5G connectivity is the coming technology revolution. This ubiquitous, ultra-fast computing network will connect billions of data-driven devices. This will drive economic expansion across industries, create new products and services, and change the way we live as we know it. However, before 5G can fully fulfill its promise and meet its quality-of-service (QoS) targets, wireless system designers and engineers will have to overcome quite a few challenges. The Ansys 5G simulation solution allows those involved to simplify the complexity of the device, network, and data center design.
The Ansys 5G Simulation solution provides electromagnetic, semiconductor, and electronic cooling and structural analysis tools to accurately simulate 5G radio and related technologies. The multi-solution platform leverages high-performance computing that can be deployed across the enterprise, enabling more efficient collaboration between designers and engineering experts.

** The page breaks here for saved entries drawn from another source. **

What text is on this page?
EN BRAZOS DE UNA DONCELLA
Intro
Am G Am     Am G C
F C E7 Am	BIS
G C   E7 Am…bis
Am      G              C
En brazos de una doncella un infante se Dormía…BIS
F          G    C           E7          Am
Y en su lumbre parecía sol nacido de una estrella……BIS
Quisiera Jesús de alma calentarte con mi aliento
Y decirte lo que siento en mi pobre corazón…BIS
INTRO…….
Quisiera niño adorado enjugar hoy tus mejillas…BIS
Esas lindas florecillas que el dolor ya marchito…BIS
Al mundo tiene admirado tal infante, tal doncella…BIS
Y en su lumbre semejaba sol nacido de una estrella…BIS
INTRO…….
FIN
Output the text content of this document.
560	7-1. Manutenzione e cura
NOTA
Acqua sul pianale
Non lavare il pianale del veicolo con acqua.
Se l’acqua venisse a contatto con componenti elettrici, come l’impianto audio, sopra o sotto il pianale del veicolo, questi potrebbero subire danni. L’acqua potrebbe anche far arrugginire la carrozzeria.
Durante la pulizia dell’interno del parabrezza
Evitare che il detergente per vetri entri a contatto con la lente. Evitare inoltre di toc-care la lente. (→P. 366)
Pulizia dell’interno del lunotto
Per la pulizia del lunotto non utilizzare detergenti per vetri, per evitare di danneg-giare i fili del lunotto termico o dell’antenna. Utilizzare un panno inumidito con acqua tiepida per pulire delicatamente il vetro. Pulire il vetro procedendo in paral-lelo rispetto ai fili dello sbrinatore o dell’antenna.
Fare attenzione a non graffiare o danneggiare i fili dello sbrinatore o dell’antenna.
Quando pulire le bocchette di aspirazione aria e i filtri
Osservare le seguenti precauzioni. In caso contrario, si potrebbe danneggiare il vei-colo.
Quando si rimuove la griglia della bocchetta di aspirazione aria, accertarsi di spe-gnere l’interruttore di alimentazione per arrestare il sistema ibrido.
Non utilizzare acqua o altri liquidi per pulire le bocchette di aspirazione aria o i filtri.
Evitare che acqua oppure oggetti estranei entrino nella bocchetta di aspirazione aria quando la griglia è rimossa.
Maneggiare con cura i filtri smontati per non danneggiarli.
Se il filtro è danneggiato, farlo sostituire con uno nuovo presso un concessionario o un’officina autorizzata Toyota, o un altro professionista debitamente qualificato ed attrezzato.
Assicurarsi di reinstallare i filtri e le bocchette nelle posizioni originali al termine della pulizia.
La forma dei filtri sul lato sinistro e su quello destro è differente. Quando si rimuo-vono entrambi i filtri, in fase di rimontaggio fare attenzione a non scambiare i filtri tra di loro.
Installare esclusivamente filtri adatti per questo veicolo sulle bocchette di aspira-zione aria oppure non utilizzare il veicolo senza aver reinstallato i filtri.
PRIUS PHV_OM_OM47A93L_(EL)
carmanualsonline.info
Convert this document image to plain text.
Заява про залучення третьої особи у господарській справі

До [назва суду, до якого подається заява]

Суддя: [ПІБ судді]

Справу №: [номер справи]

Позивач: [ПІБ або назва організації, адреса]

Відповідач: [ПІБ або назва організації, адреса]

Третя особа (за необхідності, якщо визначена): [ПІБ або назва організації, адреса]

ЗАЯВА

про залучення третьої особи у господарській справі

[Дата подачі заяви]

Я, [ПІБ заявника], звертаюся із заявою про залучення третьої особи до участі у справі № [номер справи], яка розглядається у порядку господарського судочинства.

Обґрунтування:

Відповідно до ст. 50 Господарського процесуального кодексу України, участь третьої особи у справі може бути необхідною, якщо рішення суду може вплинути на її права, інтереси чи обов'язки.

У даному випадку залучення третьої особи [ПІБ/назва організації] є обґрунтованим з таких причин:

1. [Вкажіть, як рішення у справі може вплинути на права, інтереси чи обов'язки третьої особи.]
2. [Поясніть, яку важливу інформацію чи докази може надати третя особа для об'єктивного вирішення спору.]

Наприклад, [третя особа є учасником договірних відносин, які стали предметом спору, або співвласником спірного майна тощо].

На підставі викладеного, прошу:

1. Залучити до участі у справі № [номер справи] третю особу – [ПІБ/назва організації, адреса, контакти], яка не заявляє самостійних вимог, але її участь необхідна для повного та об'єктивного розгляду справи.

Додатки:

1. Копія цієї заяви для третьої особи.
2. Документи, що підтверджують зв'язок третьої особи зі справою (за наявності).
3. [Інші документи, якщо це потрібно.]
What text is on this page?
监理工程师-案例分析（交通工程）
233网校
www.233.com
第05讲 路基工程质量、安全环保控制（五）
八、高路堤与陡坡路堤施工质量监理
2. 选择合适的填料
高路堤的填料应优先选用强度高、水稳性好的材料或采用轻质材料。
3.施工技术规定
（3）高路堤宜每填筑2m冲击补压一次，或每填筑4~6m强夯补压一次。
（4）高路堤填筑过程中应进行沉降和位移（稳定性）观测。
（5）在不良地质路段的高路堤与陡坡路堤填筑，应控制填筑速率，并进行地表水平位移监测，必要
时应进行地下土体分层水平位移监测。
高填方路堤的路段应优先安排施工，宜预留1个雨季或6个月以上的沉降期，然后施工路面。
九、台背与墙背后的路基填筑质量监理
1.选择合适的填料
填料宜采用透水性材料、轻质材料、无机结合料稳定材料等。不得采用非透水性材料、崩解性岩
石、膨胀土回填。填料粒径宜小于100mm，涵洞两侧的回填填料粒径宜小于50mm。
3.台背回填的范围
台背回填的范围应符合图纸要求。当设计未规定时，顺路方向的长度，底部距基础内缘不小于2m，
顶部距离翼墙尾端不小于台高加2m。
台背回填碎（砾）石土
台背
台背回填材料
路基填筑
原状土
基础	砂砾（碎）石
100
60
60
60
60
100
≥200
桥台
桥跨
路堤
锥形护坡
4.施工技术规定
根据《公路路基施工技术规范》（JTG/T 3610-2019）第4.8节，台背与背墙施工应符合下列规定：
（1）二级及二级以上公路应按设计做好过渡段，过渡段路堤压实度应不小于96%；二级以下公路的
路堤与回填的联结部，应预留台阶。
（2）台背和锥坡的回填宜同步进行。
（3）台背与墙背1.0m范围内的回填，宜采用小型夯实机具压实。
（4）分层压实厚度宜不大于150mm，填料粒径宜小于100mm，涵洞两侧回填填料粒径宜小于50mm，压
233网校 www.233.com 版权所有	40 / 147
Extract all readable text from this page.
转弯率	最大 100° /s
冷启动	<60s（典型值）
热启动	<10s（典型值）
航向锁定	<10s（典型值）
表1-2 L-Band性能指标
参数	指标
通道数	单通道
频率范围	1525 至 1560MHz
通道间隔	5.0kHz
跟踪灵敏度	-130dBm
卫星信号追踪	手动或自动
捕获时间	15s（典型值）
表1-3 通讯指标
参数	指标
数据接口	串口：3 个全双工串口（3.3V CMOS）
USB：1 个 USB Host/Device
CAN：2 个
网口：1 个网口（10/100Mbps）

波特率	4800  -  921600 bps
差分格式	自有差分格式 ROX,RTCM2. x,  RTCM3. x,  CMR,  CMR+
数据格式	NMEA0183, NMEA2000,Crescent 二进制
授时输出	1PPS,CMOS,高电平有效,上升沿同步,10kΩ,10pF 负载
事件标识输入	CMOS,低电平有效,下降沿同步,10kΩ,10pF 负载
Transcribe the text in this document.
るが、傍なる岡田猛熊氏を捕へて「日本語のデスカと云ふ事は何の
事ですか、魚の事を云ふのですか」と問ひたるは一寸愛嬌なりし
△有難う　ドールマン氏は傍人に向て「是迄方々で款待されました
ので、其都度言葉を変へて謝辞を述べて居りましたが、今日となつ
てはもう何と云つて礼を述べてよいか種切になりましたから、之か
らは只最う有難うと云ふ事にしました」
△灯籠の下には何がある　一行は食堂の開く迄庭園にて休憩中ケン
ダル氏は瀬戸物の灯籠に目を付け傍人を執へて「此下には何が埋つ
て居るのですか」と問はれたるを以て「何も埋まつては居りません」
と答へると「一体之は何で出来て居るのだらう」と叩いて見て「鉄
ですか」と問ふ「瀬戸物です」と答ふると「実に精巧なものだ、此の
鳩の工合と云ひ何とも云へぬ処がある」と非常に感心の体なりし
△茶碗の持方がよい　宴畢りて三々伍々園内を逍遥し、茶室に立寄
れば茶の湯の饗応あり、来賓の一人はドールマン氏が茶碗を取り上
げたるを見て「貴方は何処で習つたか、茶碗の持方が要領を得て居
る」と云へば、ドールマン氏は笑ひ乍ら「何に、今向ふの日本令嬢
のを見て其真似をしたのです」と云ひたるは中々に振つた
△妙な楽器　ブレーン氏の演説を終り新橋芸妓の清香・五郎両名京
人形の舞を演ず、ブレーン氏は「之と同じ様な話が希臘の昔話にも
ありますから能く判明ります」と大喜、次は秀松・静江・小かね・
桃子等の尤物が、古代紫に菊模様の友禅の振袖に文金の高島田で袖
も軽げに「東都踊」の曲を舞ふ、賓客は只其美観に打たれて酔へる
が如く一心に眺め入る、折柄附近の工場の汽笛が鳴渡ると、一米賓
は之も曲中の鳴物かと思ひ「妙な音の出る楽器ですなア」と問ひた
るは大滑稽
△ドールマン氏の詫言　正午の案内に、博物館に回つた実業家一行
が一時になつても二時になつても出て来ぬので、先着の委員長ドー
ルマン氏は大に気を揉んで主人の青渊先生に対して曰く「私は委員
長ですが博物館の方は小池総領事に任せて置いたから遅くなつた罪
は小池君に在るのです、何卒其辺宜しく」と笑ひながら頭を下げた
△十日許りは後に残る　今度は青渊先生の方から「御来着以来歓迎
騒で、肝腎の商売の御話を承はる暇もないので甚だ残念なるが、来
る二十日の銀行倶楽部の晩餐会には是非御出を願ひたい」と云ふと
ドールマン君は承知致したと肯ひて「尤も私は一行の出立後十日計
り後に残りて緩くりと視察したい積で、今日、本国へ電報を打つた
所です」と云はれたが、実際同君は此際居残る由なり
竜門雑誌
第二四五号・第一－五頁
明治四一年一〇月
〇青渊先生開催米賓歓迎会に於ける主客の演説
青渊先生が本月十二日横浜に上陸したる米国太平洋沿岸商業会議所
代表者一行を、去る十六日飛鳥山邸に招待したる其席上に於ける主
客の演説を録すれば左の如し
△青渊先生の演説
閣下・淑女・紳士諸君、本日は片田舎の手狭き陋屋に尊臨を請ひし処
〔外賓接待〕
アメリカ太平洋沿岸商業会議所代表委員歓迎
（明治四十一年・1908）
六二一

The design process of phased-array in ANSYS HFSS. ANSYS HFSS is a 3D high-frequency electromagnetic (EM) tool that can be used to design and simulate numerous HF electronic products, such as antennas, antenna arrays, RF and microwave components, resonators, filters, and other HF electronic components. The phased array design process in HFSS starts from a single unit prototype, and the antenna design parameters are optimized by the experimental design (DoE) method. The entire array is then synthesized by the unit for simulation optimization of the entire array performance in ANSYS HFSS, followed by modeling and simulation of the installed antenna and its interaction with the environment using a hybrid ANSYS HFSS SBR+ ray-tracing solver.